The trans-Pacific container shipping system in particular has sagged under a seemingly unending deluge of imports from Asia into North America. The most severe congestion is concentrated around the US gateway ports of Los Angeles and Long Beach, which are expected to see terminal congestion and vessel backlogs for at least the next two to three months.
Months of strong demand has led to the slow turnaround of containers within the overwhelmed US inland logistics system. The slow return of containers to Asia has led to equipment shortages in China, leaving shippers struggling to get their cargo loaded and transported.
“I am telling our customers I understand their frustration, but we are going through exceptional times,” Saadé told attendees. “Volume from Asia, and from China especially, to various destinations is extremely high. We are doing our best to find equipment and going on the charter market to find vessels, but it is not easy. We are doing our best but would like them to be patient.”
But Saadé conceded that the service levels being provided by carriers had to improve. Data from Sea-Intelligence Maritime Analysis shows on-time performance in January from Asia to the West Coast of North America fell to 13.8 percent, down from 68.1 percent in January 2019.
“We cannot say to our customers, ‘You have to pay the price, but I am not going to give you containers, and I’m going to blank sailings every week,’” he said. “Blank sailings are not solutions. We were forced to do so during COVID, but they should not be used. As a shipping line it is more important to offer a good service.”
Ships, terminals are costly assets
However, Saadé said the CMA CGM was investing heavily in technology and assets such as terminals and vessels, and that came at a price.
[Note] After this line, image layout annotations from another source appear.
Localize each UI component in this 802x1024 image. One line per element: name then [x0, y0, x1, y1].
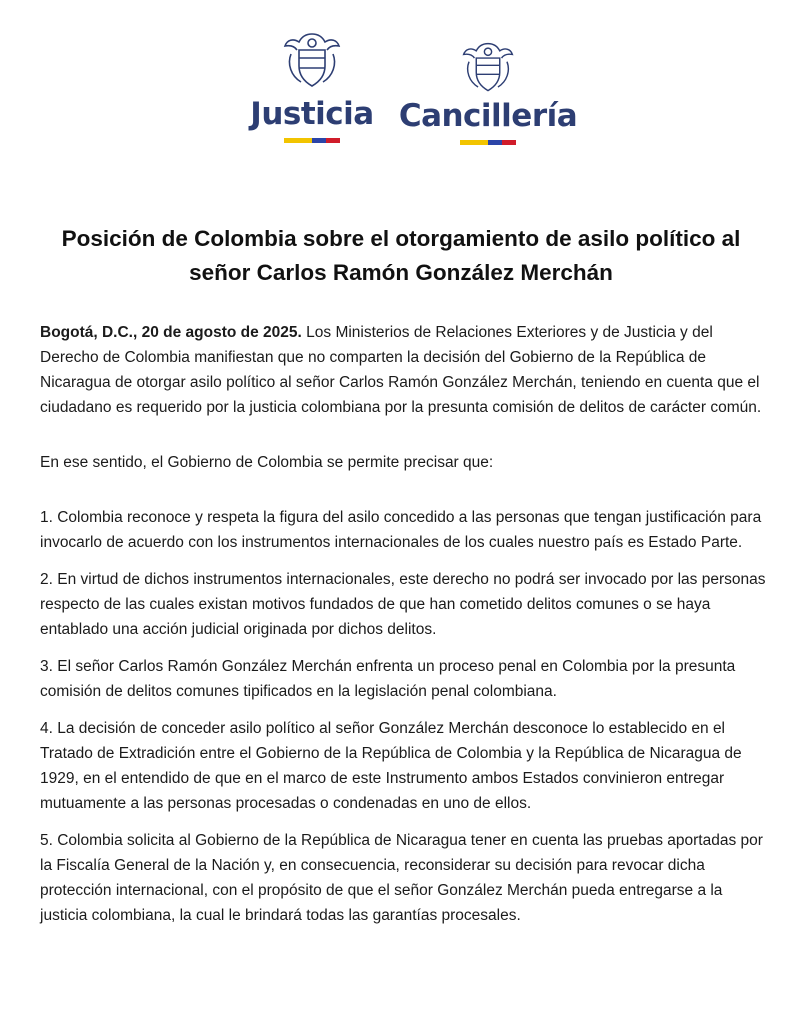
colombia-coat-of-arms-icon: [281, 30, 343, 92]
colombia-flag-stripe: [284, 138, 340, 143]
intro-text: Los Ministerios de Relaciones Exteriores y de Justicia y del Derecho de Colombia manifiestan que no comparten la decisión del Gobierno de la República de Nicaragua de otorgar asilo político al señor Carlos Ramón González Merchán, teniendo en cuenta que el ciudadano es requerido por la justicia colombiana por la presunta comisión de delitos de carácter común.: [40, 324, 762, 416]
point-4: 4. La decisión de conceder asilo político al señor González Merchán desconoce lo establecido en el Tratado de Extradición entre el Gobierno de la República de Colombia y la República de Nicaragua de 1929, en el entendido de que en el marco de este Instrumento ambos Estados convinieron entregar mutuamente a las personas procesadas o condenadas en uno de ellos.: [40, 720, 742, 812]
document-title: Posición de Colombia sobre el otorgamiento de asilo político al señor Carlos Ramón González Merchán: [61, 226, 741, 285]
cancilleria-logo: [398, 40, 578, 145]
document-body: [40, 320, 766, 940]
point-3: 3. El señor Carlos Ramón González Merchán enfrenta un proceso penal en Colombia por la presunta comisión de delitos comunes tipificados en la legislación penal colombiana.: [40, 658, 736, 700]
header-logos: [0, 30, 802, 160]
cancilleria-wordmark: Cancillería: [398, 98, 578, 134]
colombia-coat-of-arms-icon: [460, 40, 516, 96]
colombia-flag-stripe: [460, 140, 516, 145]
justicia-wordmark: Justicia: [250, 96, 374, 132]
justicia-logo: [238, 30, 386, 143]
lead-paragraph: En ese sentido, el Gobierno de Colombia se permite precisar que:: [40, 454, 494, 471]
point-5: 5. Colombia solicita al Gobierno de la República de Nicaragua tener en cuenta las pruebas aportadas por la Fiscalía General de la Nación y, en consecuencia, reconsiderar su decisión para revocar dicha protección internacional, con el propósito de que el señor González Merchán pueda entregarse a la justicia colombiana, la cual le brindará todas las garantías procesales.: [40, 832, 763, 924]
point-1: 1. Colombia reconoce y respeta la figura del asilo concedido a las personas que tengan justificación para invocarlo de acuerdo con los instrumentos internacionales de los cuales nuestro país es Estado Parte.: [40, 509, 762, 551]
point-2: 2. En virtud de dichos instrumentos internacionales, este derecho no podrá ser invocado por las personas respecto de las cuales existan motivos fundados de que han cometido delitos comunes o se haya entablado una acción judicial originada por dichos delitos.: [40, 571, 766, 638]
intro-paragraph: [40, 320, 766, 420]
dateline: Bogotá, D.C., 20 de agosto de 2025.: [40, 324, 302, 341]
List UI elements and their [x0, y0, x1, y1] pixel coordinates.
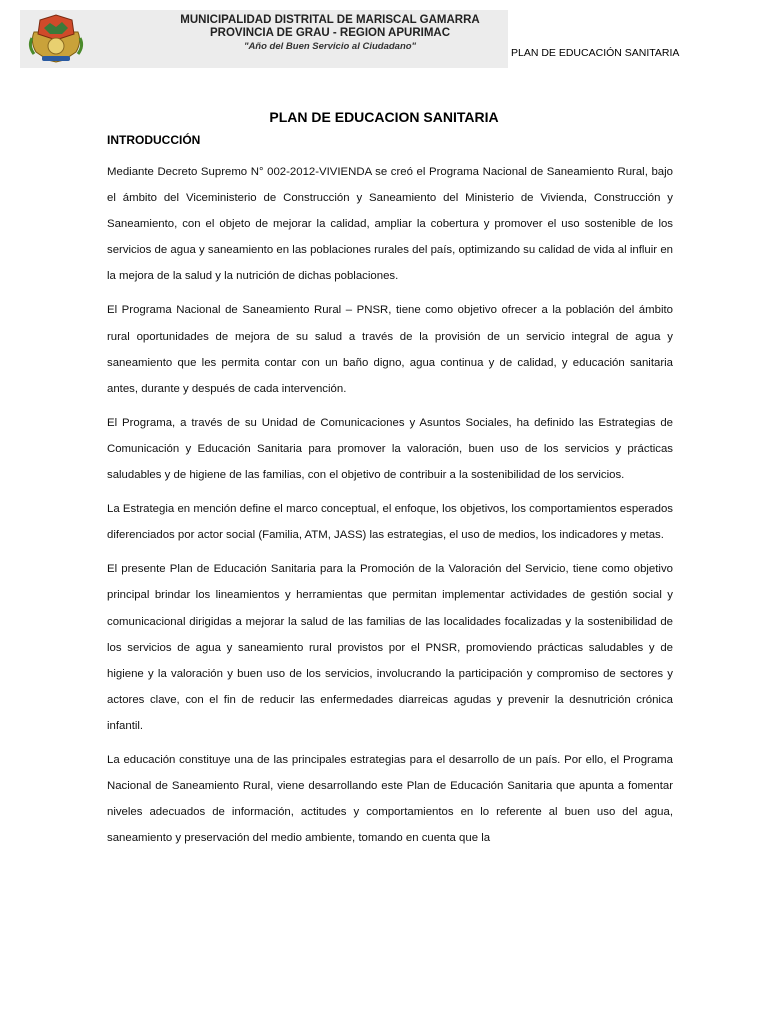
municipality-name: MUNICIPALIDAD DISTRITAL DE MARISCAL GAMARRA — [180, 14, 480, 26]
body-text — [107, 159, 673, 859]
paragraph: La Estrategia en mención define el marco conceptual, el enfoque, los objetivos, los comportamientos esperados diferenciados por actor social (Familia, ATM, JASS) las estrategias, el uso de medios, los indicadores y metas. — [107, 503, 673, 542]
paragraph: El Programa Nacional de Saneamiento Rural – PNSR, tiene como objetivo ofrecer a la población del ámbito rural oportunidades de mejora de su salud a través de la provisión de un servicio integral de agua y saneamiento que les permita contar con un baño digno, agua continua y de calidad, y educación sanitaria antes, durante y después de cada intervención. — [107, 304, 673, 395]
section-title: INTRODUCCIÓN — [107, 133, 201, 147]
paragraph: La educación constituye una de las principales estrategias para el desarrollo de un país. Por ello, el Programa Nacional de Saneamiento Rural, viene desarrollando este Plan de Educación Sanitaria que apunta a fomentar niveles adecuados de información, actitudes y comportamientos en lo referente al buen uso del agua, saneamiento y preservación del medio ambiente, tomando en cuenta que la — [107, 753, 673, 845]
year-motto: "Año del Buen Servicio al Ciudadano" — [243, 41, 417, 52]
paragraph: Mediante Decreto Supremo N° 002-2012-VIVIENDA se creó el Programa Nacional de Saneamiento Rural, bajo el ámbito del Viceministerio de Construcción y Saneamiento del Ministerio de Vivienda, Construcción y Saneamiento, con el objeto de mejorar la calidad, ampliar la cobertura y promover el uso sostenible de los servicios de agua y saneamiento en las poblaciones rurales del país, optimizando su calidad de vida al influir en la mejora de la salud y la nutrición de dichas poblaciones. — [107, 166, 673, 283]
municipal-crest-icon — [26, 12, 86, 66]
paragraph: El presente Plan de Educación Sanitaria para la Promoción de la Valoración del Servicio, tiene como objetivo principal brindar los lineamientos y herramientas que permitan implementar actividades de gestión social y comunicacional dirigidas a mejorar la salud de las familias de las localidades focalizadas y la sostenibilidad de los servicios de agua y saneamiento rural provistos por el PNSR, promoviendo prácticas saludables y de higiene y la valoración y buen uso de los servicios, involucrando la participación y compromiso de sectores y actores clave, con el fin de reducir las enfermedades diarreicas agudas y prevenir la desnutrición crónica infantil. — [107, 563, 673, 732]
header-text-block — [160, 14, 500, 53]
running-header-title: PLAN DE EDUCACIÓN SANITARIA — [511, 47, 680, 59]
document-title: PLAN DE EDUCACION SANITARIA — [269, 109, 499, 125]
province-name: PROVINCIA DE GRAU - REGION APURIMAC — [209, 27, 451, 39]
header-banner — [20, 10, 508, 68]
paragraph: El Programa, a través de su Unidad de Comunicaciones y Asuntos Sociales, ha definido las Estrategias de Comunicación y Educación Sanitaria para promover la valoración, buen uso de los servicios y prácticas saludables y de higiene de las familias, con el objetivo de contribuir a la sostenibilidad de los servicios. — [107, 416, 673, 482]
He hammered home the point that, despite the current spike in rate levels, prices have been too low for years.
“Today the period is exceptional with extremely high rates because of the COVID-19 situation, but there needs to be an understanding that we cannot lose money always, and that has been the case for many years,” he said. “Shipping logistics is very important to the industry, and that is why a decent price has to be agreed, otherwise we will be in trouble.”
Over the past decade, slow growth and a series of rate wars eroded carrier revenue and led to a series of heavy losses, sparking widespread industry consolidation and the bankruptcy of Hanjin Shipping in 2016.
But container shipping will certainly not be in any financial trouble this year, according to Peter Sand, chief shipping analyst at ship owner association BIMCO. In a market outlook released Thursday, Sand said rates will remain elevated, especially on the contracted side of the business where the bulk of the cargo is carried.
“The long-term contracts currently being negotiated and fixed will provide a solid income stream for carriers throughout the year,” he said. “As these account for by far the largest share of transported volumes and carrier income, the current strength of the contract market paints a promising picture for carriers’ bottom lines this year, even if rates on the spot market start falling.”